#8 Two major security loopholes when running multiple DBs

[Anonymous]

Version affected by this issue: phpBibliography 1.1.1
Host system tested on: CentOS 5.7 Linux running Apache 2.2.3-53 with PHP 5.1.6-27 on MySQL 5.0.77-4 (using backported RedHat security fixes)

The problem:

When setting up two or more phpBibliographies with different users on one server, logged in users from database A can just surf to the login URL of database B on the same host and are instantly logged in with write permissions on the bibliography, even if the specific username does not even exist in database B! Any phpBibliography user on that host could potentially attack and destroy any other phpBibliography running on that host!

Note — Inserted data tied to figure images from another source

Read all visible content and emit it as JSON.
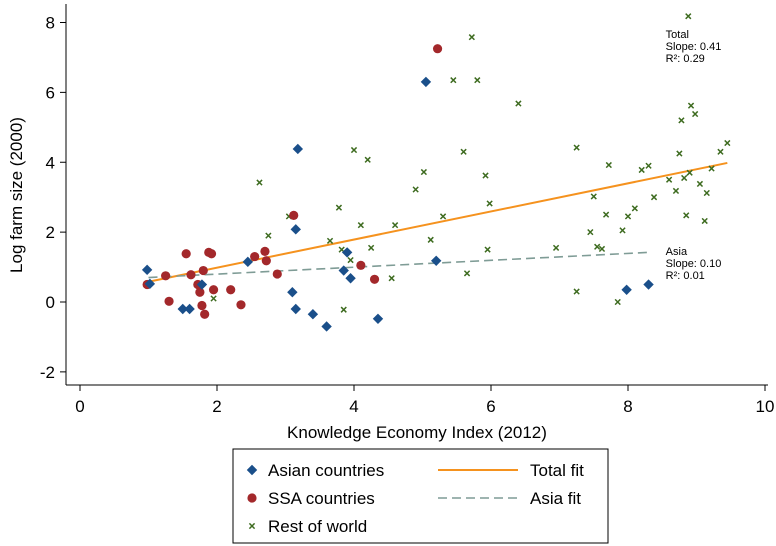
{
  "chart_data": {
    "type": "scatter",
    "xlabel": "Knowledge Economy Index (2012)",
    "ylabel": "Log farm size (2000)",
    "xlim": [
      0,
      10
    ],
    "ylim": [
      -2.5,
      8.5
    ],
    "x_ticks": [
      0,
      2,
      4,
      6,
      8,
      10
    ],
    "y_ticks": [
      -2,
      0,
      2,
      4,
      6,
      8
    ],
    "grid": false,
    "legend_position": "bottom",
    "series": [
      {
        "name": "Asian countries",
        "marker": "diamond",
        "color": "#1a4f8a",
        "points": [
          [
            0.98,
            0.92
          ],
          [
            1.02,
            0.52
          ],
          [
            1.5,
            -0.2
          ],
          [
            1.6,
            -0.2
          ],
          [
            1.78,
            0.5
          ],
          [
            2.45,
            1.15
          ],
          [
            3.1,
            0.28
          ],
          [
            3.15,
            -0.2
          ],
          [
            3.15,
            2.08
          ],
          [
            3.18,
            4.38
          ],
          [
            3.4,
            -0.35
          ],
          [
            3.6,
            -0.7
          ],
          [
            3.85,
            0.9
          ],
          [
            3.9,
            1.42
          ],
          [
            3.95,
            0.68
          ],
          [
            4.35,
            -0.48
          ],
          [
            5.05,
            6.3
          ],
          [
            5.2,
            1.18
          ],
          [
            7.98,
            0.35
          ],
          [
            8.3,
            0.5
          ]
        ]
      },
      {
        "name": "SSA countries",
        "marker": "circle",
        "color": "#a3282b",
        "points": [
          [
            0.98,
            0.5
          ],
          [
            1.25,
            0.75
          ],
          [
            1.3,
            0.02
          ],
          [
            1.55,
            1.38
          ],
          [
            1.62,
            0.78
          ],
          [
            1.72,
            0.5
          ],
          [
            1.75,
            0.28
          ],
          [
            1.78,
            -0.1
          ],
          [
            1.8,
            0.9
          ],
          [
            1.82,
            -0.35
          ],
          [
            1.88,
            1.42
          ],
          [
            1.92,
            1.38
          ],
          [
            1.95,
            0.35
          ],
          [
            2.2,
            0.35
          ],
          [
            2.35,
            -0.08
          ],
          [
            2.55,
            1.3
          ],
          [
            2.7,
            1.45
          ],
          [
            2.72,
            1.18
          ],
          [
            2.88,
            0.8
          ],
          [
            3.12,
            2.48
          ],
          [
            4.1,
            1.05
          ],
          [
            4.3,
            0.65
          ],
          [
            5.22,
            7.25
          ]
        ]
      },
      {
        "name": "Rest of world",
        "marker": "x",
        "color": "#3d6b1f",
        "points": [
          [
            1.95,
            0.1
          ],
          [
            2.62,
            3.42
          ],
          [
            2.75,
            1.9
          ],
          [
            3.05,
            2.45
          ],
          [
            3.65,
            1.75
          ],
          [
            3.78,
            2.7
          ],
          [
            3.82,
            1.5
          ],
          [
            3.85,
            -0.22
          ],
          [
            3.95,
            1.2
          ],
          [
            4.0,
            4.35
          ],
          [
            4.1,
            2.2
          ],
          [
            4.2,
            4.07
          ],
          [
            4.25,
            1.55
          ],
          [
            4.55,
            0.68
          ],
          [
            4.6,
            2.2
          ],
          [
            4.9,
            3.22
          ],
          [
            5.02,
            3.72
          ],
          [
            5.12,
            1.78
          ],
          [
            5.3,
            2.45
          ],
          [
            5.45,
            6.35
          ],
          [
            5.6,
            4.3
          ],
          [
            5.65,
            0.82
          ],
          [
            5.72,
            7.58
          ],
          [
            5.8,
            6.35
          ],
          [
            5.92,
            3.62
          ],
          [
            5.95,
            1.5
          ],
          [
            5.98,
            2.82
          ],
          [
            6.4,
            5.68
          ],
          [
            6.95,
            1.55
          ],
          [
            7.25,
            0.3
          ],
          [
            7.25,
            4.42
          ],
          [
            7.45,
            2.0
          ],
          [
            7.5,
            3.02
          ],
          [
            7.55,
            1.58
          ],
          [
            7.62,
            1.52
          ],
          [
            7.68,
            2.5
          ],
          [
            7.72,
            3.92
          ],
          [
            7.85,
            0.0
          ],
          [
            7.92,
            2.05
          ],
          [
            8.0,
            2.45
          ],
          [
            8.1,
            2.68
          ],
          [
            8.2,
            3.78
          ],
          [
            8.3,
            3.9
          ],
          [
            8.38,
            3.0
          ],
          [
            8.6,
            3.5
          ],
          [
            8.7,
            3.18
          ],
          [
            8.75,
            4.25
          ],
          [
            8.78,
            5.2
          ],
          [
            8.82,
            3.55
          ],
          [
            8.85,
            2.48
          ],
          [
            8.88,
            8.18
          ],
          [
            8.9,
            3.7
          ],
          [
            8.92,
            5.62
          ],
          [
            8.98,
            5.38
          ],
          [
            9.05,
            3.38
          ],
          [
            9.12,
            2.32
          ],
          [
            9.15,
            3.12
          ],
          [
            9.22,
            3.82
          ],
          [
            9.35,
            4.3
          ],
          [
            9.45,
            4.55
          ]
        ]
      }
    ],
    "fits": [
      {
        "name": "Total fit",
        "style": "solid",
        "color": "#f5921e",
        "x": [
          1.0,
          9.45
        ],
        "y": [
          0.58,
          3.98
        ]
      },
      {
        "name": "Asia fit",
        "style": "dashed",
        "color": "#7f9c96",
        "x": [
          1.0,
          8.3
        ],
        "y": [
          0.7,
          1.42
        ]
      }
    ],
    "annotations": [
      {
        "id": "total",
        "lines": [
          "Total",
          "Slope: 0.41",
          "R²: 0.29"
        ],
        "x": 8.55,
        "y": 7.55
      },
      {
        "id": "asia",
        "lines": [
          "Asia",
          "Slope: 0.10",
          "R²: 0.01"
        ],
        "x": 8.55,
        "y": 1.35
      }
    ],
    "legend": [
      "Asian countries",
      "Total fit",
      "SSA countries",
      "Asia fit",
      "Rest of world"
    ]
  }
}
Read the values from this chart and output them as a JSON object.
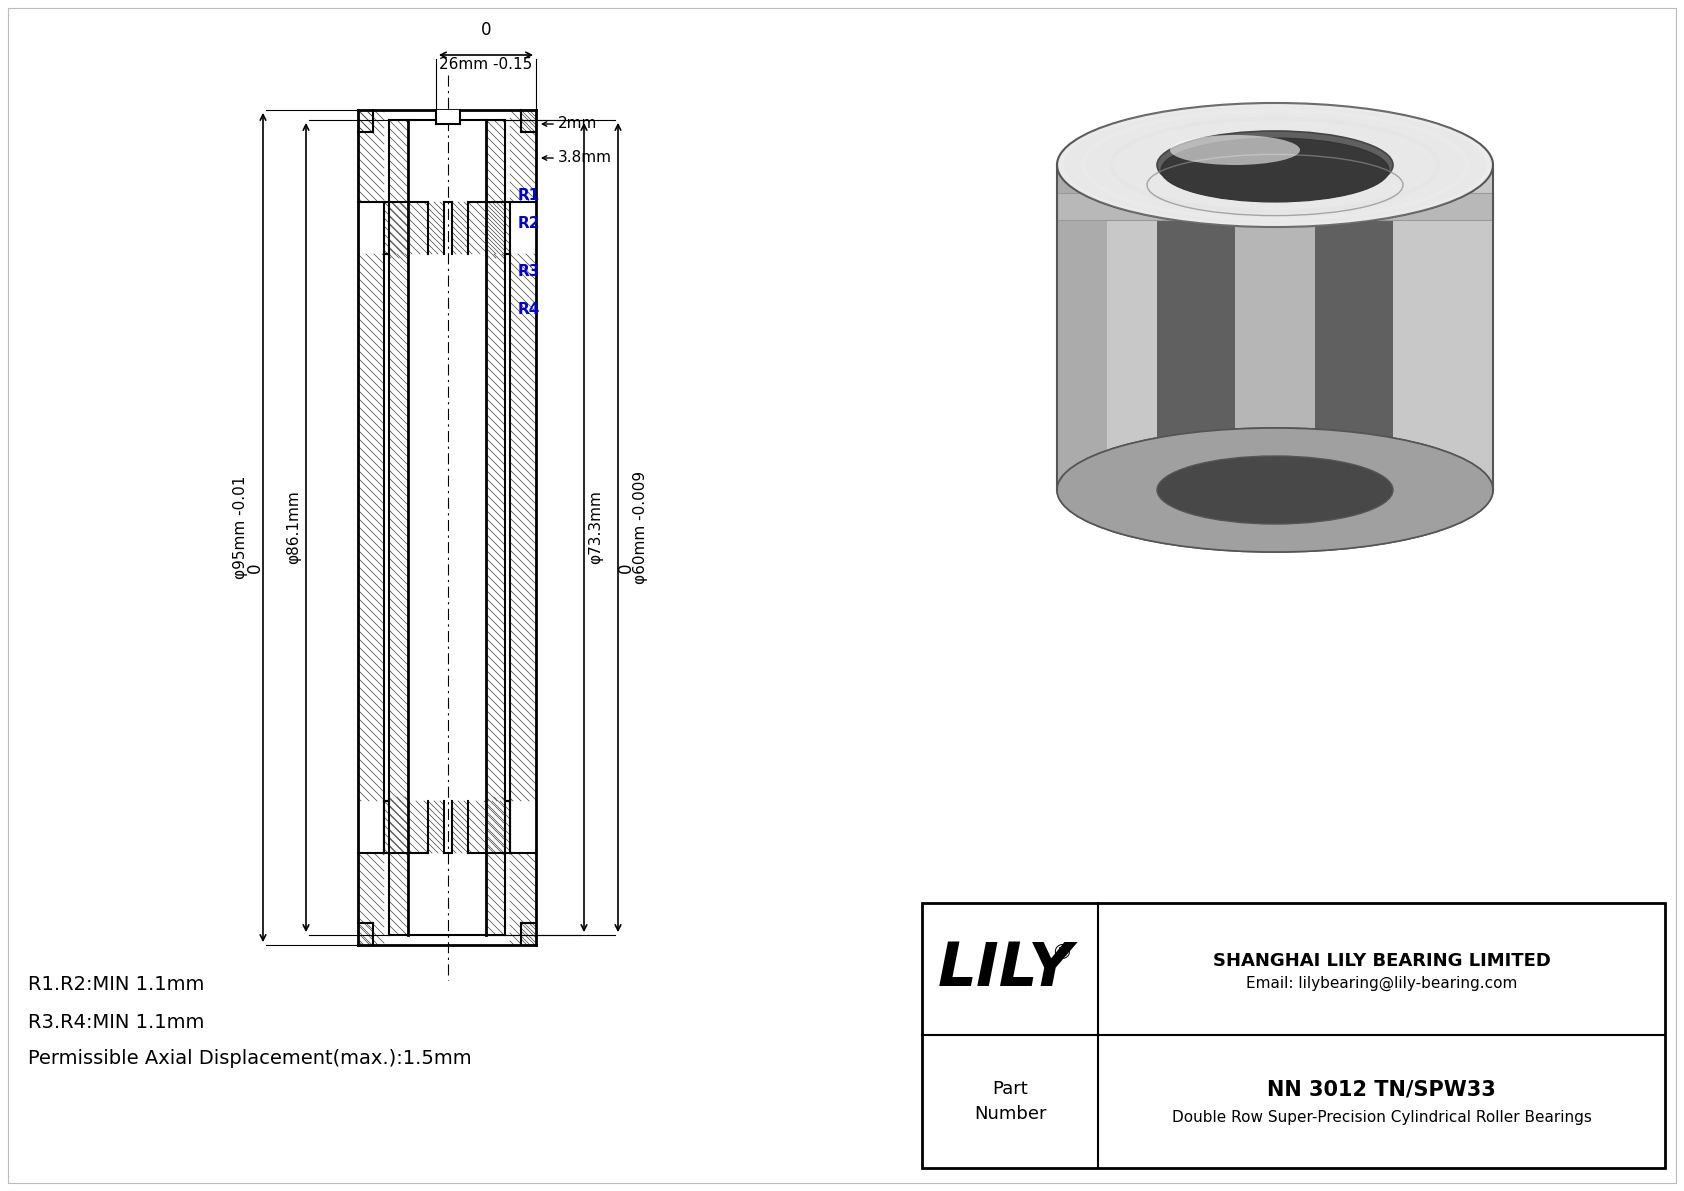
{
  "bg_color": "#ffffff",
  "drawing_color": "#000000",
  "blue_color": "#0000cd",
  "title_company": "SHANGHAI LILY BEARING LIMITED",
  "title_email": "Email: lilybearing@lily-bearing.com",
  "part_number": "NN 3012 TN/SPW33",
  "part_desc": "Double Row Super-Precision Cylindrical Roller Bearings",
  "dim_26mm": "26mm -0.15",
  "dim_0_top": "0",
  "dim_2mm": "2mm",
  "dim_3p8mm": "3.8mm",
  "dim_outer_0": "0",
  "dim_outer": "φ95mm -0.01",
  "dim_outer2": "φ86.1mm",
  "dim_inner_0": "0",
  "dim_inner": "φ60mm -0.009",
  "dim_inner2": "φ73.3mm",
  "note1": "R1.R2:MIN 1.1mm",
  "note2": "R3.R4:MIN 1.1mm",
  "note3": "Permissible Axial Displacement(max.):1.5mm"
}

Additionally, it is possible to easily create a scenario where a hypothetical user B (our attacker) on database B can even change user A's password on database A. The scenario works like this:

User A logs in to database A, surfs to the Admin menu / List users page and changes his password, then closes the browser window.

User B logs in to database B as usual. He then re-uses his login session by surfing to database A's login page directly. He gets instantly logged in even though his user does not exist in database A. He surfs to Admin menu / List users and gets presented with user A's username already filled in in the "Username" field. Now he can actually successfully attack User A by changing his password (I was extremely surprised that this worked!!).

Thus, users can write to phpBibliographies they shouldn't be allowed to write to under certain conditions AND they can even attack other users in other phpBibliographies running on the same host by changing their passwords under certain conditions. This is quite bad actually.